By J.R. Wu and Jeanny Kao

TAIPEI (Reuters) - Taiwan's central bank trimmed interest rates for the fourth consecutive meeting on Thursday, saying fiscal stimulus and economic restructuring were also needed to revive the economy.

The widely expected rate cut comes a week after Britain voted to leave the European Union, setting off unprecedented market volatility and clouding global growth prospects that will likely be a drag on Taiwan's technology sector.

The trade-reliant economy has been hit by falling exports and the added uncertainty of Brexit, and how the fallout trickles down to end demand for tech goods, could hurt export orders in the month's ahead for Taiwanese manufacturers.

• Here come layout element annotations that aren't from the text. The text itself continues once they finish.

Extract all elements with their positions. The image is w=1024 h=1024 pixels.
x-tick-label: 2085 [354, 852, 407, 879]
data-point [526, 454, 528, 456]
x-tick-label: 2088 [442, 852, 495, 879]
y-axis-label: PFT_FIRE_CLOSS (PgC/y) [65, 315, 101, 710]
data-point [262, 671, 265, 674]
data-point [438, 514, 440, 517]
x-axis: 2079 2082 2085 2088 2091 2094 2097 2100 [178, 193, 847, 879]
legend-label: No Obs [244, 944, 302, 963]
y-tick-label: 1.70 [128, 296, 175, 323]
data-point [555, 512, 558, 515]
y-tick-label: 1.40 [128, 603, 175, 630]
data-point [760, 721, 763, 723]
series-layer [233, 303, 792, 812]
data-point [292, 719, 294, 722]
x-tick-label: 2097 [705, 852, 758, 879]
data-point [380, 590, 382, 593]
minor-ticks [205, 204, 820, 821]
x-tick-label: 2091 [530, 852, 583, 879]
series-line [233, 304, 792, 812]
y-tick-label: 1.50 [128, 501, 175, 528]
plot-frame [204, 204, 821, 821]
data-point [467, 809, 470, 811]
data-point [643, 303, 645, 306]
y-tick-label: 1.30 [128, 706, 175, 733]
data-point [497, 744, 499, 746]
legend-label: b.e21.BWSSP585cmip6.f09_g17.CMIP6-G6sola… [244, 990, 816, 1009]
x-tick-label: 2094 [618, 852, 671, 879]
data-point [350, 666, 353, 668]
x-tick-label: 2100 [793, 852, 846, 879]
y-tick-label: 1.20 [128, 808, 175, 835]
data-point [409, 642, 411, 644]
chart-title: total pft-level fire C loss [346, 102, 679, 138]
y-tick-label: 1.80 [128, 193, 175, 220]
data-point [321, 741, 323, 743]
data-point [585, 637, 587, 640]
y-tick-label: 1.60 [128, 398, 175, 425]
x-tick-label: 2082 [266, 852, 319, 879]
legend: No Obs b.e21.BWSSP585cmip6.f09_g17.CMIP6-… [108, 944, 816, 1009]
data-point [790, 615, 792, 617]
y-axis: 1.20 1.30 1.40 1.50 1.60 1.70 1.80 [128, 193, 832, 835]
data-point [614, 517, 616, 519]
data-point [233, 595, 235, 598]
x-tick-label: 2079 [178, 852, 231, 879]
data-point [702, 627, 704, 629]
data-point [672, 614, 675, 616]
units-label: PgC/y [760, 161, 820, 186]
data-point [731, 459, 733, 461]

"The current domestic monetary policy is quite accommodative," the central bank said. "Simultaneously paired with expansionary fiscal policy and commitment to promote structural reforms, these can drive continued growth for Taiwan's economy."

The central bank cut the discount rate by 0.125 percentage point to 1.375 percent, a level last seen in mid-2010.

Analysts in a Reuters poll had mostly forecast a cut of 0.125 percentage point.

Monetary policy will only have marginal impact on economic growth going forward, said Iris Pang, a senior economist with Natixis in Hong Kong, who also argued for more fiscal measures to support the economy.

The new government sworn into power in May is promoting policies it hopes will revitalize growth such as diversifying into non-tech and non-manufacturing businesses, and greater trade with Southeast Asia to lessen dependence on China.

Thursday's cut extends an easing cycle begun in late September, and analysts say the central bank could lower the rate further this year to support the economy.

"Considering the increase in uncertainties from the recent international environment, the outlook for the domestic economy is increasingly conservative," the central bank said.

Taiwan's exports, which drive economic growth, are likely to contract for the second straight year in 2016 and annual economic growth could fall short of the 1.06 percent forecast by the government.

The concern is that trade disruptions from Brexit would deepen the problems tech manufacturers already face from China's slowdown and weaker demand for Apple Inc's <AAPL.O> iPhones.

"The central bank will continue to support the economy," said Shuhui Chia, Asia country risk analyst with BMI Research in Singapore. She said it remains unclear if recent signs of improvements in monthly export and industrial output activities are "a sustained trend or a one off."